Pemerintah Boleh Gunakan Seluruh Helikopter Untuk Angkut Bantuan Bencana

Rahmat N Hamka.

ANGGOTA Komisi V DPR RI, Rahmat N Hamka menegaskan bahwa pemerintah pusat dimungkinkan menggunakan seluruh helikopter yang ada di republik ini untuk mengangkut bantuan bagi korban gempa dan tsunami di Sulawesi Tengah.

“Ya seharusnya bisa dan yang paling penting tingkat urgensi dan skalanya sudah memungkinkan,” kata Rahmat dalam pesan elektroniknya menjawab pertanyaan wartawan, Rabu, (3/10).

Penggunaan helikopter tersebut, diharapkan bisa mengatasi berbagai halangan berupa kondisi jalan darat di lokasi bencana itu. Dengan helikopter, berbagai bentuk barang kebutuhan pokok para korban bencana bisa segera disalurkan. Dengan demikian para korban tidak harus menunggu terlalu lama agar bisa tetap bertahan hidup.

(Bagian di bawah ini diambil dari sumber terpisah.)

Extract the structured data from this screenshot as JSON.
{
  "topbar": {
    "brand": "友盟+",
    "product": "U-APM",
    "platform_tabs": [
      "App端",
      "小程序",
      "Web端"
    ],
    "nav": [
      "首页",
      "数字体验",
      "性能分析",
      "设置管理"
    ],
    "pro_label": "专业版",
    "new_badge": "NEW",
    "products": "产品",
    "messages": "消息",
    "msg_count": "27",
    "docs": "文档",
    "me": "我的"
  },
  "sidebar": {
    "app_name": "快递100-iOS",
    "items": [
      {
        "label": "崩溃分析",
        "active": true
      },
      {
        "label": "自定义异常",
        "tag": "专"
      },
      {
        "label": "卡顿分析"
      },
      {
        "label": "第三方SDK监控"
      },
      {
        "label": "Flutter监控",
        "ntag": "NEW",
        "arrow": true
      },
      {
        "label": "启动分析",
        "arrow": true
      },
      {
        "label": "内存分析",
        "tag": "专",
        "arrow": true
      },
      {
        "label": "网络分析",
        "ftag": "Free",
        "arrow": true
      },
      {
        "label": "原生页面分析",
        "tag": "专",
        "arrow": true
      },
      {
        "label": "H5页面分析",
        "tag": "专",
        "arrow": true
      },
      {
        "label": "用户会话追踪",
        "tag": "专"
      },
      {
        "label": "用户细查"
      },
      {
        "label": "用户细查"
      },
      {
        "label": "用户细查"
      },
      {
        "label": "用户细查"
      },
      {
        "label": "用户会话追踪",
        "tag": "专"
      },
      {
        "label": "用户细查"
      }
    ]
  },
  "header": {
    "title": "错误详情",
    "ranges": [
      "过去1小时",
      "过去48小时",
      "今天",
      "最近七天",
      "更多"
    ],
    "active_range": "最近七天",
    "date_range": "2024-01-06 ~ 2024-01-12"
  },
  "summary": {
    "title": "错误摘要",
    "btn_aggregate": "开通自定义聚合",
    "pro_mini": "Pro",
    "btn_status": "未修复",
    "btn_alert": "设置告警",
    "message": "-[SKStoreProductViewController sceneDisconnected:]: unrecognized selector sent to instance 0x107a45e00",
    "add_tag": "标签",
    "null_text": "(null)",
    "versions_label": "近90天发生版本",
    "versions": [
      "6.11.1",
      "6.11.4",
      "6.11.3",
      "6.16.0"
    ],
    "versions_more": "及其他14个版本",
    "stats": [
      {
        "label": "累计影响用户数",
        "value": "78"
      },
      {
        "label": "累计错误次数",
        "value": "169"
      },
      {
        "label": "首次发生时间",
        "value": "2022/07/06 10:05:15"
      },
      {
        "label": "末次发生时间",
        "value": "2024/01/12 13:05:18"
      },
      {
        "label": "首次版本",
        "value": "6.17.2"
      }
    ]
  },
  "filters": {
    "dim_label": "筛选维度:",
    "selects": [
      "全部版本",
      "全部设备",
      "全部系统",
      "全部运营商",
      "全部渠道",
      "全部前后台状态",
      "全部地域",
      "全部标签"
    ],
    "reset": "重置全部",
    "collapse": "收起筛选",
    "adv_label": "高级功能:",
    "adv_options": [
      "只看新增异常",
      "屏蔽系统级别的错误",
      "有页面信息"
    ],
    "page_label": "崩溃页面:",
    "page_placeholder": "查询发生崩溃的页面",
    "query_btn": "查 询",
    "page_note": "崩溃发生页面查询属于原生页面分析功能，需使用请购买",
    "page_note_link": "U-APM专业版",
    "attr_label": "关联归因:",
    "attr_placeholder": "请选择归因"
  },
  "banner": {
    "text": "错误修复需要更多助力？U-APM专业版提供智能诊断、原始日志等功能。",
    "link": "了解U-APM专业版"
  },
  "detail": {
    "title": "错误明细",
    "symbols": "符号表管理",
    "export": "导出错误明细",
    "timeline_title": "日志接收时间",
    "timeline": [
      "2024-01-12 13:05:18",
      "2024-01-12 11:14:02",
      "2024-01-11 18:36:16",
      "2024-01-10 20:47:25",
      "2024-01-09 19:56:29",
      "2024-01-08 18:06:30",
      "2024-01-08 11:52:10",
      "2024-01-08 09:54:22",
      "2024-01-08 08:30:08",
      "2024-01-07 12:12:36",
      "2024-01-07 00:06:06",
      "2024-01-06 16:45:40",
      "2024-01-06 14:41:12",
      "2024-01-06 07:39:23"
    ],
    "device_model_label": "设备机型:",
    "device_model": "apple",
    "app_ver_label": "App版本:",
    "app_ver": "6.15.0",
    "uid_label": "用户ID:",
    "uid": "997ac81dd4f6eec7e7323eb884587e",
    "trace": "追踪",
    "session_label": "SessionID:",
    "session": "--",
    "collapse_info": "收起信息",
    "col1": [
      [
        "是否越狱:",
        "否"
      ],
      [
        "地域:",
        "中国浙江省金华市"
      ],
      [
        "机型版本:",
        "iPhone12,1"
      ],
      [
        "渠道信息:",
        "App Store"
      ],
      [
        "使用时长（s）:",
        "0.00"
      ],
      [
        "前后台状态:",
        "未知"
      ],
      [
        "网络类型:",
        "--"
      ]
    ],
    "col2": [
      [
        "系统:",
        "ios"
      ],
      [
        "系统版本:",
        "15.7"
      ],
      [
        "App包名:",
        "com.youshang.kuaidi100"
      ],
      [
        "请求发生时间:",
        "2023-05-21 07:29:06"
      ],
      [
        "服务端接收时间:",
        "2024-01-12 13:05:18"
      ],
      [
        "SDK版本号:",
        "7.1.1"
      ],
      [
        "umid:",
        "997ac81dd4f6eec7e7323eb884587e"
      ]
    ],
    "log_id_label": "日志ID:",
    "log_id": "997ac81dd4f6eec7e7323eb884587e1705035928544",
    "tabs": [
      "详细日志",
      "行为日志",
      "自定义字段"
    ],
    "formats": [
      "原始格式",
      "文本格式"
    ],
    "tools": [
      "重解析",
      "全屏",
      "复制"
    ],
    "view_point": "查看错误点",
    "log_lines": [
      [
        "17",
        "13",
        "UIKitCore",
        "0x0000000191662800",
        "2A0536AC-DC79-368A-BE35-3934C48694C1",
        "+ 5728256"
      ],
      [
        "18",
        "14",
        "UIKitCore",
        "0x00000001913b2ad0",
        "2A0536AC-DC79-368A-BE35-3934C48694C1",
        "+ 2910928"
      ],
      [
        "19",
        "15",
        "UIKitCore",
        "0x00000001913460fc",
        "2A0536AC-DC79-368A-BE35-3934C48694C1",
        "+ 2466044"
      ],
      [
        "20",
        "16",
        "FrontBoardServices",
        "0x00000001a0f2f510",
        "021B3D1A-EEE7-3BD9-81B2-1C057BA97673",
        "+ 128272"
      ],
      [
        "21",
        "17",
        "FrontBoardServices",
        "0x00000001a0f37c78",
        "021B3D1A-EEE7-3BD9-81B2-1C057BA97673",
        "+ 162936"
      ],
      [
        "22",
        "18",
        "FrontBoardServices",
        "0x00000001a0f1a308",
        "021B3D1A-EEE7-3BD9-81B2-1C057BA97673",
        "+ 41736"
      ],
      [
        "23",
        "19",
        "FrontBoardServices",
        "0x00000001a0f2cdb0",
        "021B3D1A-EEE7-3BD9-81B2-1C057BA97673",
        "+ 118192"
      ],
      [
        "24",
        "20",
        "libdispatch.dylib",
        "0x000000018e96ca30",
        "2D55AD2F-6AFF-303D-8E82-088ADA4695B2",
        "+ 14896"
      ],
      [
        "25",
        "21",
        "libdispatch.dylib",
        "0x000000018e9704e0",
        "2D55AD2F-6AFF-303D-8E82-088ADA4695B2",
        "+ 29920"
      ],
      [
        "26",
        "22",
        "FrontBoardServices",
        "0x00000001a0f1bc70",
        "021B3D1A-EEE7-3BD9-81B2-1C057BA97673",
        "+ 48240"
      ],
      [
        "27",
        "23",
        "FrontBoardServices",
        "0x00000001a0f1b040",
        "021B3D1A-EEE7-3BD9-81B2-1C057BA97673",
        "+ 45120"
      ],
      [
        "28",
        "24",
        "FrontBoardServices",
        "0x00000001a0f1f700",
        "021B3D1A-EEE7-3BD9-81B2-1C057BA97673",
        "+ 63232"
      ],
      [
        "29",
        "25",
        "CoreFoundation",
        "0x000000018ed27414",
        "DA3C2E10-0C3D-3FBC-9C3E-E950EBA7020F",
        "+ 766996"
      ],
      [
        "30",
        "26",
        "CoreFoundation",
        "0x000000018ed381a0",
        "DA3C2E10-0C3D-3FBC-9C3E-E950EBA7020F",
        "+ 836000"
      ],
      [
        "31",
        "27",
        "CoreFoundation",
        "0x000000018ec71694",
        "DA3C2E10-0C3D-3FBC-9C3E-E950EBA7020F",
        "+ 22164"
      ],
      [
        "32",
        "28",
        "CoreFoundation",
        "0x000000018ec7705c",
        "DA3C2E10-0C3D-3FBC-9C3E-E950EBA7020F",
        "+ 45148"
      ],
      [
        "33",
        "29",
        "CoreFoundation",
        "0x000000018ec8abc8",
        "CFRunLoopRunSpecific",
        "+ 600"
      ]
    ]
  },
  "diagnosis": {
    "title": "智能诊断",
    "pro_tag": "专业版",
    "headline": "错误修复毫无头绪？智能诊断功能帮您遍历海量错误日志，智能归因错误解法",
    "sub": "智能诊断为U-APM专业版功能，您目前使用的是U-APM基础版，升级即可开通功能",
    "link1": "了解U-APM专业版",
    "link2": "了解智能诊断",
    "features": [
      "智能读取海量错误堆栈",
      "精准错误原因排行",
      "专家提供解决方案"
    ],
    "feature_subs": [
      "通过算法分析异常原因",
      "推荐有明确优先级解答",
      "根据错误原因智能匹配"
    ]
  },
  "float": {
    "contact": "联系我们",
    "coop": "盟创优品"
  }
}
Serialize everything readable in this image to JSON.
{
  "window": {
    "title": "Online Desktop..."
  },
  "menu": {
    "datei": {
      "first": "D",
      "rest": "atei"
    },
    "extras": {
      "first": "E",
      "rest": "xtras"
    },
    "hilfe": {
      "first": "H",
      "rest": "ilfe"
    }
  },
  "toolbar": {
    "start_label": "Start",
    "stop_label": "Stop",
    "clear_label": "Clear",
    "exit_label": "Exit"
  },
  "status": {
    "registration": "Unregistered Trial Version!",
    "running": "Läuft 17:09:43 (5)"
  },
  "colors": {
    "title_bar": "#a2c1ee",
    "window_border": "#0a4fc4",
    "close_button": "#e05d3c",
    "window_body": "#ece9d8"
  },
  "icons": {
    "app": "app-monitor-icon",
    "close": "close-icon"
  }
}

Penggunaan helikopter juga telah kerap dilakukan untuk mengirimkan barang bantuan bagi korban bencana alam. Salah satunya adalah saat gempa menerpa Sumatera Barat beberapa tahun silam. Saat itu sejumlah helikopter dikerahkan untuk mengirim barang bantuan yang hanya bisa tiba di kota Padang, Sumatera Barat.

Melalui helikopter itulah barang-barang dikirimkan meskipun di lokasi alat transportasi udara jenis ini tidak bisa mendarat. Barang-barang dapat didroping ke darat pada ketinggian sekitar 2 meter.

Meski demikian Rahmat yakni pemerintah pusat sudah memiliki rencana kerja dalam penanganan korban tsunami dan gempa tersebut sesuai skala prioritas.

“Tapi sebenarnya pemerintah sudah punya skala prioritas dalam penanganannya, apa yang seharusnya dilakukan terlebih dahulu,” sambung Rahmat.

Apalagi, jelas Rahmat, hingga kini sejumlah jalan sudah mulai terbuka bagi jalur distribusi pengiriman bantuan. “Dan sekarang sudah mulai terbuka akses darat jalur utama Palu, kemudian titik-titik lokasi pengungsian harus jelas sehingga distribusi bantuan bisa lebih terarah,” kata Rahmat.   {007}.